La dicte Dame, se voyant fort pressée de ce propos, et voyant que j'estois adverty de toutes les pratiques qui se menoient en Escoce, s'est efforcée de leur donner le meilleur lustre qu'elle a peu, alléguant que ceulx du party de la Royne d'Escoce, pour avoir de rechef rentré en la frontière d'Angleterre, et avoir dressé avec milor Dacres une bien dangereuse entreprinse sur icelle, si le comte de Sussex ne l'eust descouverte, et pour avoir, en proclamant l'authorité de la Royne d'Escoce, déclairé ceulx de l'aultre party rebelles, avoient commancé les premiers de donner occasion à elle de se départyr du dict traicté, dont estoit délibérée de ne souffrir plus leurs attemptatz et de remédier à leurs mauvaises entreprinses.

Je luy ay répliqué que Vostre Majesté ny la Royne d'Escoce n'aviez rien innové de vostre part, et qu'on ne pouvoit prétendre que ceulx du party de la Royne d'Escoce eussent aussi peu violler le tretté jusques à ce qu'il leur auroit esté légitimement notiffié; par ainsy, que je incistois toutjour à l'entretennement et continuation d'icelluy.

Enfin la dicte Dame, laquelle faict grand fondement de sa parolle jusques à me dire que si je la trouve jamais manquer d'icelle, je la veuille estimer indigne que je face jamais plus nul office de vostre ambassadeur vers elle, et les seigneurs de son conseil, ausquelz j'ay aussi faict la mesme remonstrance, m'ont accordé qu'il sera donné moyen à Mr de Leviston, ou bien à quelque aultre, qui sera présentement dépesché d'icy, de pouvoir aller seurement jusques vers le duc de Chastellerault, et vers les aultres seigneurs du party de la Royne d'Escoce, pour leur signiffier l'accord encommancé, et les sommer d'envoyer des depputez pour le continuer et parfaire.

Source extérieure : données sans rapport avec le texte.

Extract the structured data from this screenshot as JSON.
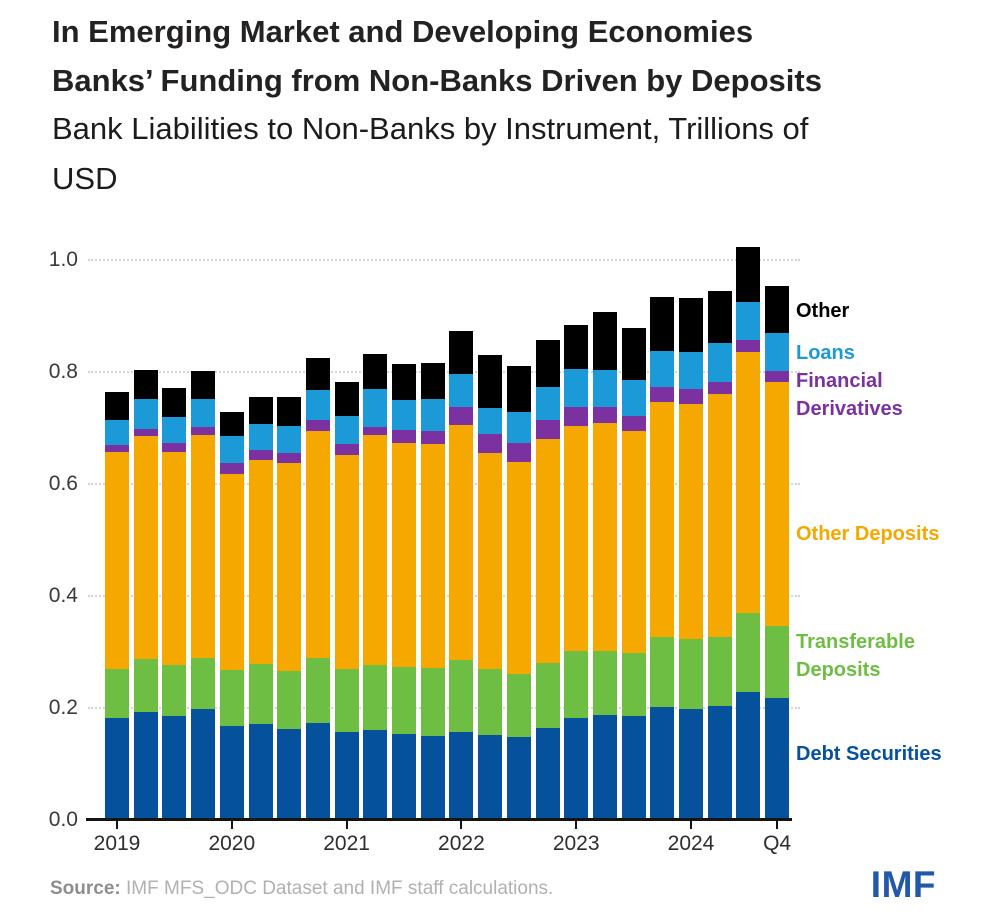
{
  "header": {
    "title_lines": [
      "In Emerging Market and Developing Economies",
      "Banks’ Funding from Non-Banks Driven by Deposits"
    ],
    "subtitle_lines": [
      "Bank Liabilities to Non-Banks by Instrument, Trillions of",
      "USD"
    ]
  },
  "chart_data": {
    "type": "bar",
    "stacked": true,
    "title": "Bank Liabilities to Non-Banks by Instrument",
    "ylabel": "Trillions of USD",
    "xlabel": "",
    "ylim": [
      0,
      1.05
    ],
    "grid": "dotted horizontal",
    "legend_position": "right",
    "categories": [
      "2019Q1",
      "2019Q2",
      "2019Q3",
      "2019Q4",
      "2020Q1",
      "2020Q2",
      "2020Q3",
      "2020Q4",
      "2021Q1",
      "2021Q2",
      "2021Q3",
      "2021Q4",
      "2022Q1",
      "2022Q2",
      "2022Q3",
      "2022Q4",
      "2023Q1",
      "2023Q2",
      "2023Q3",
      "2023Q4",
      "2024Q1",
      "2024Q2",
      "2024Q3",
      "2024Q4"
    ],
    "series": [
      {
        "name": "Debt Securities",
        "color": "#05519C",
        "values": [
          0.183,
          0.192,
          0.186,
          0.199,
          0.168,
          0.171,
          0.162,
          0.173,
          0.158,
          0.161,
          0.154,
          0.15,
          0.158,
          0.152,
          0.148,
          0.165,
          0.183,
          0.188,
          0.186,
          0.202,
          0.198,
          0.204,
          0.229,
          0.217
        ]
      },
      {
        "name": "Transferable Deposits",
        "color": "#6FBE44",
        "values": [
          0.086,
          0.096,
          0.09,
          0.091,
          0.099,
          0.107,
          0.104,
          0.116,
          0.111,
          0.116,
          0.12,
          0.121,
          0.128,
          0.118,
          0.113,
          0.116,
          0.118,
          0.114,
          0.112,
          0.125,
          0.125,
          0.123,
          0.141,
          0.129
        ]
      },
      {
        "name": "Other Deposits",
        "color": "#F4A800",
        "values": [
          0.388,
          0.397,
          0.381,
          0.398,
          0.35,
          0.365,
          0.371,
          0.406,
          0.383,
          0.411,
          0.4,
          0.4,
          0.42,
          0.385,
          0.378,
          0.399,
          0.403,
          0.407,
          0.396,
          0.42,
          0.419,
          0.433,
          0.466,
          0.437
        ]
      },
      {
        "name": "Financial Derivatives",
        "color": "#7B32A0",
        "values": [
          0.012,
          0.013,
          0.016,
          0.014,
          0.02,
          0.018,
          0.018,
          0.019,
          0.019,
          0.013,
          0.022,
          0.023,
          0.032,
          0.034,
          0.034,
          0.034,
          0.034,
          0.029,
          0.027,
          0.027,
          0.028,
          0.023,
          0.021,
          0.019
        ]
      },
      {
        "name": "Loans",
        "color": "#1B9AD7",
        "values": [
          0.045,
          0.054,
          0.047,
          0.05,
          0.048,
          0.046,
          0.049,
          0.054,
          0.051,
          0.069,
          0.054,
          0.058,
          0.058,
          0.047,
          0.055,
          0.06,
          0.068,
          0.065,
          0.065,
          0.064,
          0.065,
          0.068,
          0.068,
          0.068
        ]
      },
      {
        "name": "Other",
        "color": "#000000",
        "values": [
          0.051,
          0.051,
          0.052,
          0.05,
          0.043,
          0.049,
          0.051,
          0.057,
          0.061,
          0.062,
          0.065,
          0.065,
          0.077,
          0.095,
          0.083,
          0.083,
          0.078,
          0.104,
          0.093,
          0.096,
          0.098,
          0.093,
          0.099,
          0.084
        ]
      }
    ],
    "yaxis": {
      "tick_labels": [
        "0.0",
        "0.2",
        "0.4",
        "0.6",
        "0.8",
        "1.0"
      ],
      "tick_values": [
        0,
        0.2,
        0.4,
        0.6,
        0.8,
        1.0
      ]
    },
    "xaxis": {
      "ticks": [
        {
          "label": "2019",
          "index": 0
        },
        {
          "label": "2020",
          "index": 4
        },
        {
          "label": "2021",
          "index": 8
        },
        {
          "label": "2022",
          "index": 12
        },
        {
          "label": "2023",
          "index": 16
        },
        {
          "label": "2024",
          "index": 20
        },
        {
          "label": "Q4",
          "index": 23
        }
      ]
    }
  },
  "legend": {
    "items": [
      {
        "label": "Other",
        "color": "#000000"
      },
      {
        "label": "Loans",
        "color": "#1B9AD7"
      },
      {
        "label": "Financial\nDerivatives",
        "color": "#7B32A0"
      },
      {
        "label": "Other Deposits",
        "color": "#F4A800"
      },
      {
        "label": "Transferable\nDeposits",
        "color": "#6FBE44"
      },
      {
        "label": "Debt Securities",
        "color": "#05519C"
      }
    ]
  },
  "footer": {
    "source_label": "Source:",
    "source_text": " IMF MFS_ODC Dataset and IMF staff calculations.",
    "logo_text": "IMF"
  },
  "colors": {
    "background": "#ffffff",
    "axis": "#141414",
    "gridline": "#d4d4d4",
    "title": "#232122",
    "subtitle": "#1c1c1c",
    "axis_labels": "#3a3a3a",
    "source_label": "#8f8d8e",
    "source_text": "#b2b0b1",
    "logo_blue": "#2158a8"
  }
}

Cependant, Sire, la dicte Dame continue toutjour son armement en fort grand dilligence, et n'en remect rien pour chose que le duc d'Alve luy ayt respondu, lequel aussi, à ce que j'entendz, a parlé ung peu bien ferme à maistre Fuyguillem, depputé de la dicte Dame, lequel est revenu despuys trois jours: c'est qu'il luy a dict qu'il préparoit son armée de mer pour conduyre seurement la Royne, sa Mestresse, en Espagne, et que rien n'en estoit dressé contre les amys et confédérez de son Maistre, mais bien pour se deffandre et se venger des injures de ses ennemys; et quant à la pleincte qu'il faysoit que l'ambassadeur d'Espaigne, icy résidant, avoit donné des saufconduictz aulz rebelles d'Angleterre pour passer en Flandres; que le Roy, son Maistre, le chastieroit s'il avait mal faict, mais que, pour un rebelle anglois qu'il y avoit en Flandres, il y en avoit cinq centz flamans en Angleterre: au regard de se contanter de l'accord des merchandises sellon l'inventoire qui en avoit esté faict, qu'il vouloit de sa part rendre aulx Anglois tout entièrement ce qu'il leur avoit faict saysir et arrester, et qu'ainsy entendoit il qu'il fût de mesmes satisfaict aulx subjectz de son Maistre. Bien m'a l'on dict qu'il a usé à part d'aultres parolles gracieuses au dict Fuyguillem, qui les mect en plus grande espérance d'accord que jamais.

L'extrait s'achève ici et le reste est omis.